Several limitations should be considered in interpreting results of the current study and informing future investigations. First, as a result of attrition, a limited number of initial choline supplementation trial participants returned for follow-up evaluation. Nonetheless, the returning groups were well matched with each other. Importantly, despite randomization, there were differences in racial identity between treatment groups. The size of our sample and limitations in statistical power meant that we were unable to explore potential confounding effects of group differences in racial identity on neuroimaging and neurocognitive outcomes, highlighting an important consideration for future research. Although the small sample size available for analysis at long-term follow-up limits the generalizability of our findings, it is noteworthy that significant treatment group differences and biologically plausible neuroimaging results were nevertheless identified in this small sample. A second limitation is the range of duration (ranging from 4 to 10 years) between trial completion and long-term evaluation in our sample. This is relevant because brain development and cognitive performance changes occur rapidly throughout childhood and into adolescence [98,99,100,101,102,103]. Age-corrected cognitive standard scores were used, and there was not a significant difference in the number of years to follow-up between the choline and placebo groups. Future choline studies could take into account age at MRI scanning and number of years since treatment. As recently illustrated in a comprehensive review, further longitudinal investigation into neurodevelopmental trajectories in PAE is needed [50]. A third limitation is the risk for inflated type 1 errors. Given the small sample size and exploratory nature of the current study, we chose to present the results without correction so as to avoid inflating the type 2 error rate (potentially missing important associations at this preliminary stage of the work) [113]. We carefully described patterns in our findings instead of focusing on isolated findings. Specifically, we found cognitive differences between the choline and placebo groups (e.g., processing speed) that were consistent across different tests, and our neuroimaging findings were consistent with previous research on white matter microstructure in children with PAE. Additional studies will be needed to replicate these findings.

Conclusions

Results of the current 7-year follow-up study suggest continued neurodevelopmental benefits of early choline supplementation in children with FASD that are detectable into middle childhood and adolescence. The MRI results suggest that the cognitive benefits are associated with white matter microstructural effects of choline supplementation. To our knowledge, this study is the first to report on NODDI in a sample of children with FASD.

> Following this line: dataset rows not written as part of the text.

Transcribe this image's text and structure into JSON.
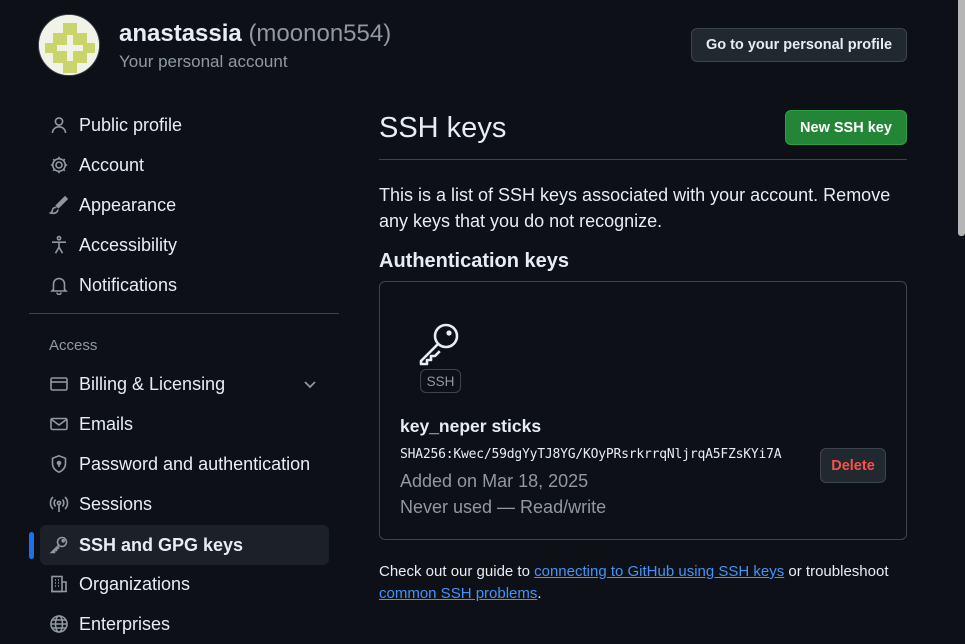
{
  "header": {
    "user_name": "anastassia",
    "user_login": "(moonon554)",
    "subtitle": "Your personal account",
    "profile_button": "Go to your personal profile"
  },
  "sidebar": {
    "items_top": [
      {
        "label": "Public profile",
        "icon": "person-icon"
      },
      {
        "label": "Account",
        "icon": "gear-icon"
      },
      {
        "label": "Appearance",
        "icon": "paintbrush-icon"
      },
      {
        "label": "Accessibility",
        "icon": "accessibility-icon"
      },
      {
        "label": "Notifications",
        "icon": "bell-icon"
      }
    ],
    "section_label": "Access",
    "items_access": [
      {
        "label": "Billing & Licensing",
        "icon": "credit-card-icon"
      },
      {
        "label": "Emails",
        "icon": "mail-icon"
      },
      {
        "label": "Password and authentication",
        "icon": "shield-lock-icon"
      },
      {
        "label": "Sessions",
        "icon": "broadcast-icon"
      },
      {
        "label": "SSH and GPG keys",
        "icon": "key-icon"
      },
      {
        "label": "Organizations",
        "icon": "organization-icon"
      },
      {
        "label": "Enterprises",
        "icon": "globe-icon"
      }
    ]
  },
  "main": {
    "title": "SSH keys",
    "new_button": "New SSH key",
    "description": "This is a list of SSH keys associated with your account. Remove any keys that you do not recognize.",
    "section_title": "Authentication keys",
    "key": {
      "badge": "SSH",
      "title": "key_neper sticks",
      "fingerprint": "SHA256:Kwec/59dgYyTJ8YG/KOyPRsrkrrqNljrqA5FZsKYi7A",
      "added": "Added on Mar 18, 2025",
      "usage": "Never used — Read/write",
      "delete_label": "Delete"
    },
    "guide": {
      "prefix": "Check out our guide to ",
      "link1": "connecting to GitHub using SSH keys",
      "middle": " or troubleshoot ",
      "link2": "common SSH problems",
      "suffix": "."
    }
  },
  "colors": {
    "background": "#0d1117",
    "accent_blue": "#1f6feb",
    "link": "#4493f8",
    "success": "#238636",
    "danger": "#f85149"
  }
}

Ultimately, children with FASD are likely to benefit from a combination of supports and interventions, and our results provide further evidence that early nutritional supplementation may play a role in supporting positive long-term developmental outcomes. Results presented here highlight the importance of continuing to assess for treatment effects of early neurodevelopmental interventions that may manifest over the course of development. Ongoing efforts at the level of public health and legislation will also continue to be crucial in supporting individuals affected by FASD, including improving diagnostic capacity and early detection, supporting prenatal care and addiction treatment, and further developing behavioral and other interventions that can meaningfully benefit children with FASD across the lifespan [1, 3, 11, 114].